I had now the world at my feet, or so I thought anyway, and when I had had a sufficiently good time I marched off to find a ship, but, of course, only when funds were completely exhausted. I still had had a tremendous amount of leeway to make up and debts to pay, owing to my little jaunt to the North-West in the back of my mind, for as I have said before, I only came home with the intention of making sufficient money to outfit myself and go again. As a matter of fact, I became involved in a much more attractive scheme, which rather eclipsed the cold of Canada, and that was running sandalwood from New Guinea to China.

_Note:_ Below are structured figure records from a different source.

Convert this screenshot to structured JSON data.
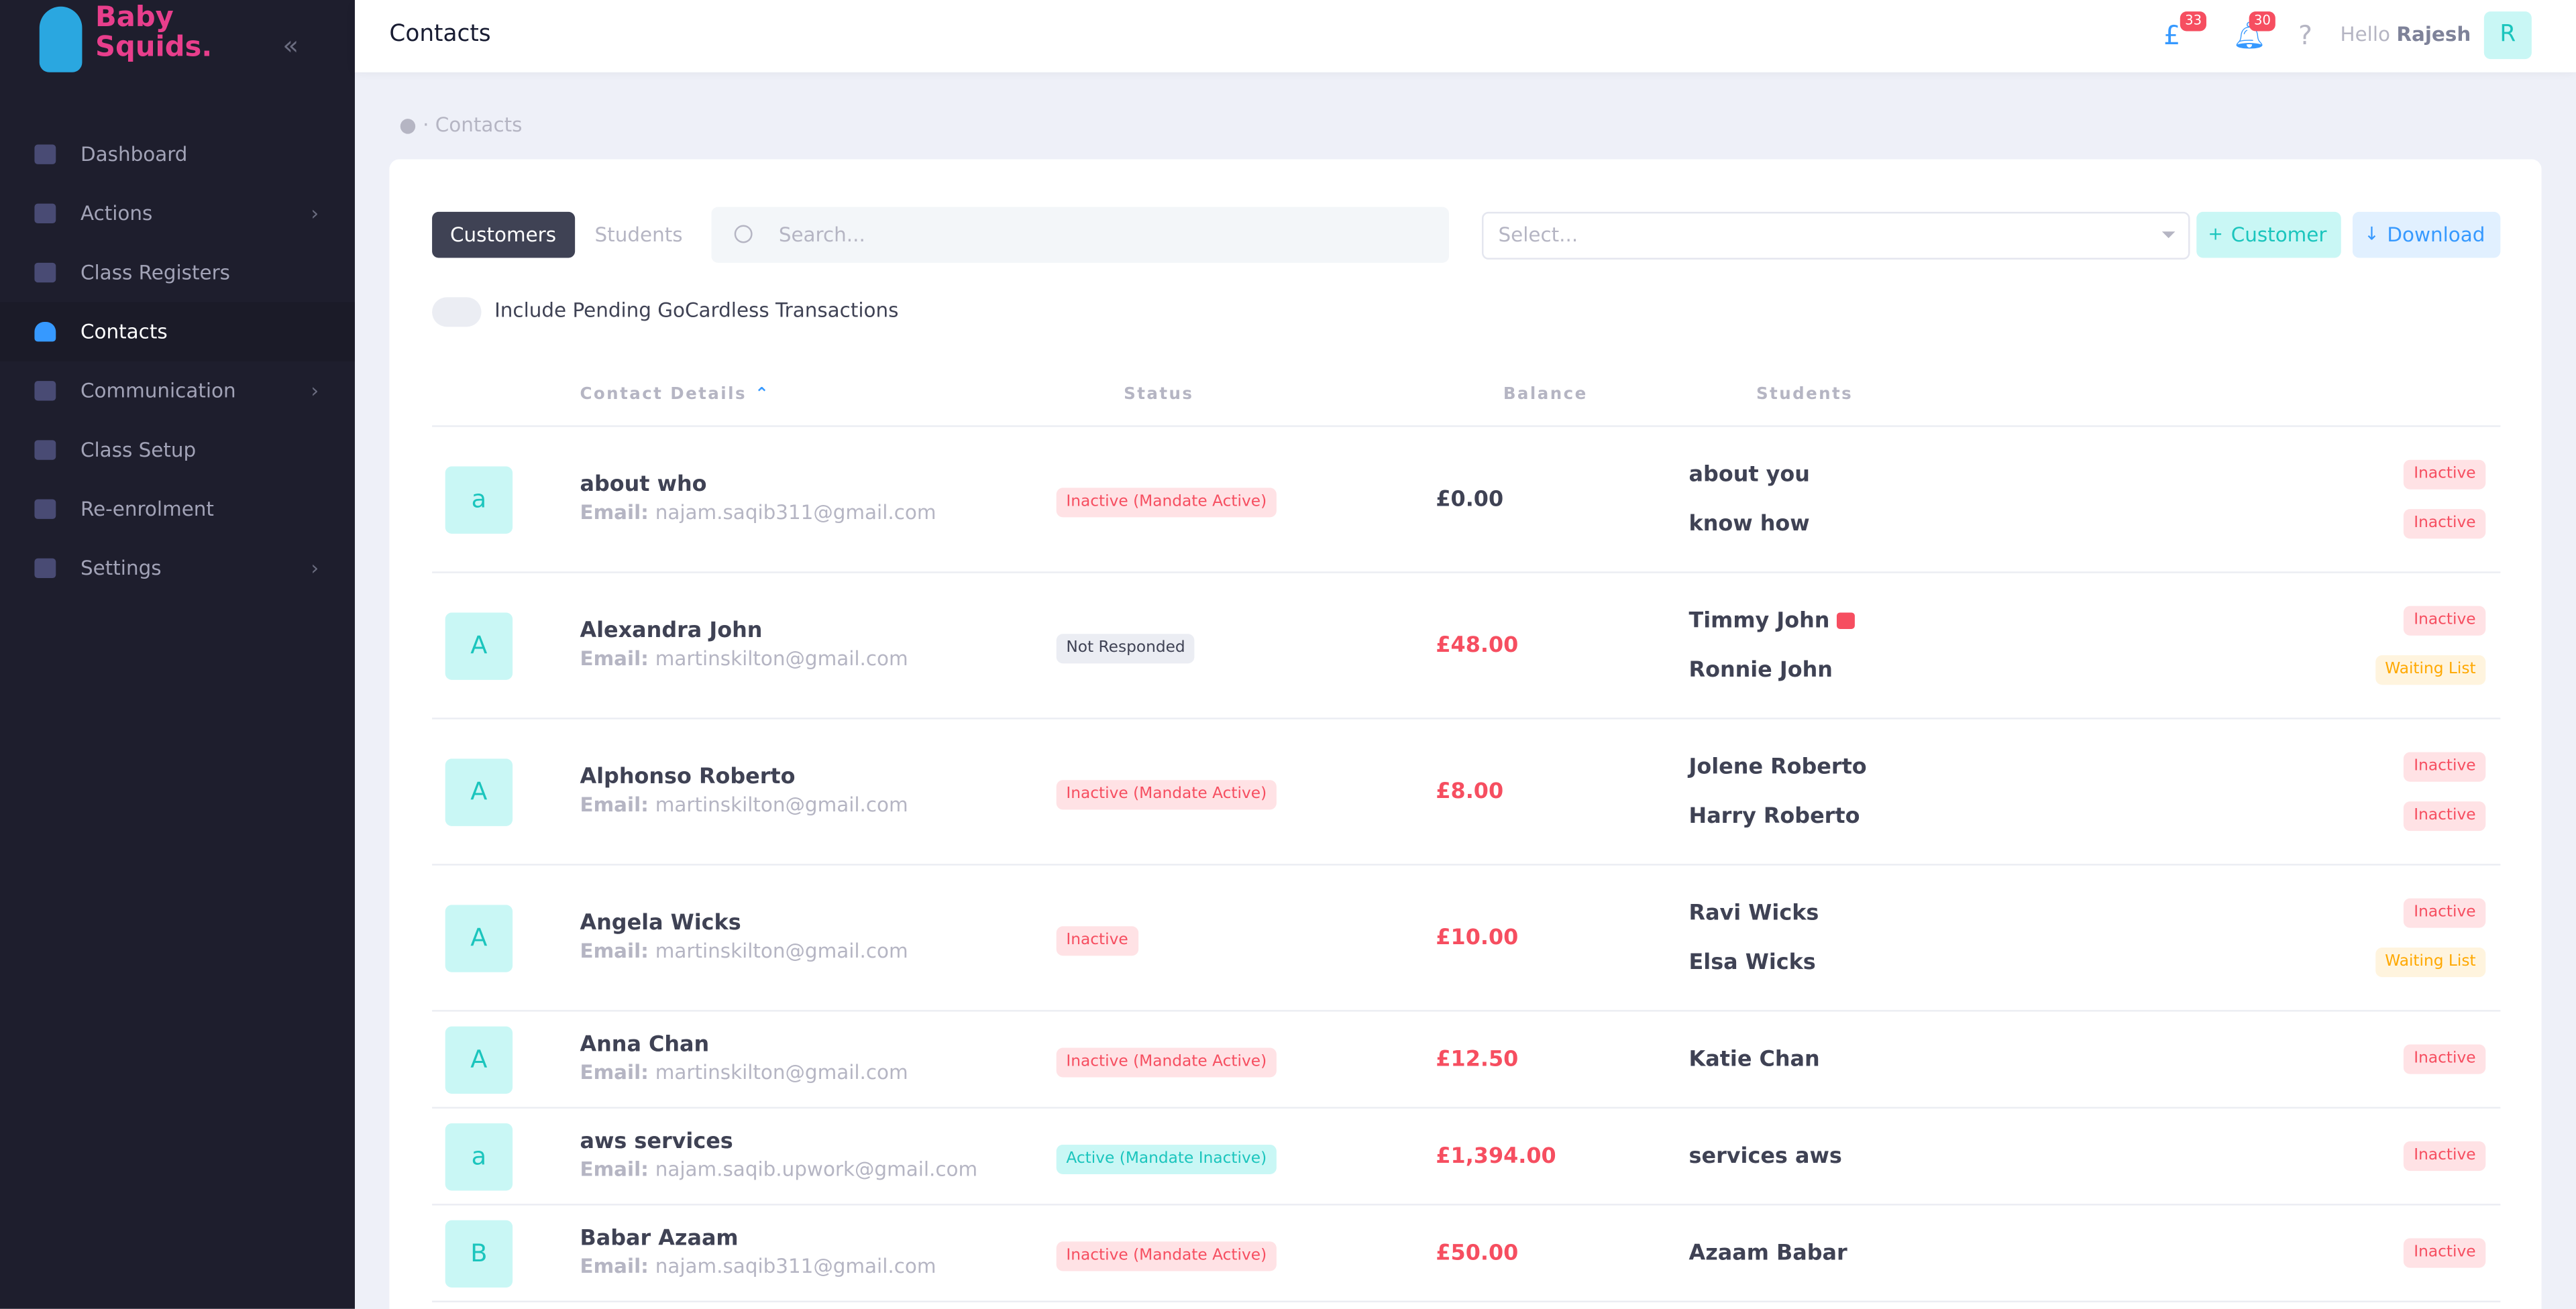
{
  "sidebar": {
    "logo": [
      "Baby",
      "Squids."
    ],
    "nav": [
      {
        "label": "Dashboard"
      },
      {
        "label": "Actions",
        "sub": true
      },
      {
        "label": "Class Registers"
      },
      {
        "label": "Contacts",
        "active": true
      },
      {
        "label": "Communication",
        "sub": true
      },
      {
        "label": "Class Setup"
      },
      {
        "label": "Re-enrolment"
      },
      {
        "label": "Settings",
        "sub": true
      }
    ]
  },
  "header": {
    "title": "Contacts",
    "pound_badge": 33,
    "bell_badge": 30,
    "hello": "Hello",
    "user": "Rajesh",
    "avatar": "R"
  },
  "breadcrumb": "Contacts",
  "toolbar": {
    "tabs": [
      "Customers",
      "Students"
    ],
    "search": "Search...",
    "select": "Select...",
    "customer_button": "Customer",
    "download_button": "Download",
    "toggle_label": "Include Pending GoCardless Transactions"
  },
  "table": {
    "columns": [
      "Contact Details",
      "Status",
      "Balance",
      "Students"
    ],
    "email_label": "Email:",
    "rows": [
      {
        "avatar": "a",
        "name": "about who",
        "email": "najam.saqib311@gmail.com",
        "status": "Inactive (Mandate Active)",
        "balance": "£0.00",
        "students": [
          {
            "name": "about you",
            "status": "Inactive"
          },
          {
            "name": "know how",
            "status": "Inactive"
          }
        ]
      },
      {
        "avatar": "A",
        "name": "Alexandra John",
        "email": "martinskilton@gmail.com",
        "status": "Not Responded",
        "balance": "£48.00",
        "students": [
          {
            "name": "Timmy John",
            "status": "Inactive",
            "medical": true
          },
          {
            "name": "Ronnie John",
            "status": "Waiting List"
          }
        ]
      },
      {
        "avatar": "A",
        "name": "Alphonso Roberto",
        "email": "martinskilton@gmail.com",
        "status": "Inactive (Mandate Active)",
        "balance": "£8.00",
        "students": [
          {
            "name": "Jolene Roberto",
            "status": "Inactive"
          },
          {
            "name": "Harry Roberto",
            "status": "Inactive"
          }
        ]
      },
      {
        "avatar": "A",
        "name": "Angela Wicks",
        "email": "martinskilton@gmail.com",
        "status": "Inactive",
        "balance": "£10.00",
        "students": [
          {
            "name": "Ravi Wicks",
            "status": "Inactive"
          },
          {
            "name": "Elsa Wicks",
            "status": "Waiting List"
          }
        ]
      },
      {
        "avatar": "A",
        "name": "Anna Chan",
        "email": "martinskilton@gmail.com",
        "status": "Inactive (Mandate Active)",
        "balance": "£12.50",
        "students": [
          {
            "name": "Katie Chan",
            "status": "Inactive"
          }
        ]
      },
      {
        "avatar": "a",
        "name": "aws services",
        "email": "najam.saqib.upwork@gmail.com",
        "status": "Active (Mandate Inactive)",
        "balance": "£1,394.00",
        "students": [
          {
            "name": "services aws",
            "status": "Inactive"
          }
        ]
      },
      {
        "avatar": "B",
        "name": "Babar Azaam",
        "email": "najam.saqib311@gmail.com",
        "status": "Inactive (Mandate Active)",
        "balance": "£50.00",
        "students": [
          {
            "name": "Azaam Babar",
            "status": "Inactive"
          }
        ]
      }
    ]
  }
}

New Guinea is one of the few remaining unspoiled spots of the world, where there is a fortune waiting for those sufficiently enterprising to take up the export of sandalwood, sandalwood oil and so forth. Furthermore, New Guinea is the only place where the Bird of Paradise can be found, and though he is merely a glorified edition of old Jim Crow, he has a wonderful market. Then again, there is gold up the Fly River, and many other things to attract those unfortunately born with the love of the unorthodox; wanderlust, or whatever you like to call it. However, nothing more need be said about New Guinea, for it came to nothing, in fact the idea was effectually scotched by my getting married. My wife made one stipulation, and that was that if I went on that expedition, she went too. It is no climate for a white woman, so there the matter ended.
CHAPTER TWENTY-SIX
SHANGHAIED
Having got my Master’s Certificate, I decided to try the Atlantic again, and I’m not likely to forget my first ship; she was a real poem. It had become, as usual, a financial necessity to find a ship, and one day, as I was walking along Castle Street, Liverpool., I noticed Greenshield, Cowie & Co.’s plate. These were the owners of the old Knight Line, under whom I served in the four-masted barque Knight of St. Michael. On the impulse of the moment, I slipped in and asked for the managing director, and was shown in the sanctum of sanctums. “Oh, yes,” in his deep sonorous voice, he “remembered me quite well,” and we talked over some of the old days. Yes, he would appoint me to one of their steamers, in fact “the very best of the Line, the Knight Bachelor, lying in London; join her right away.” Very hearty and very blunt, he held out his hand to say good-bye. This was all very well, but I wanted to know in what capacity. “Third Mate,” said he. “Indeed,” I replied, “but I am looking for a berth as at least Second Mate, or even Mate.”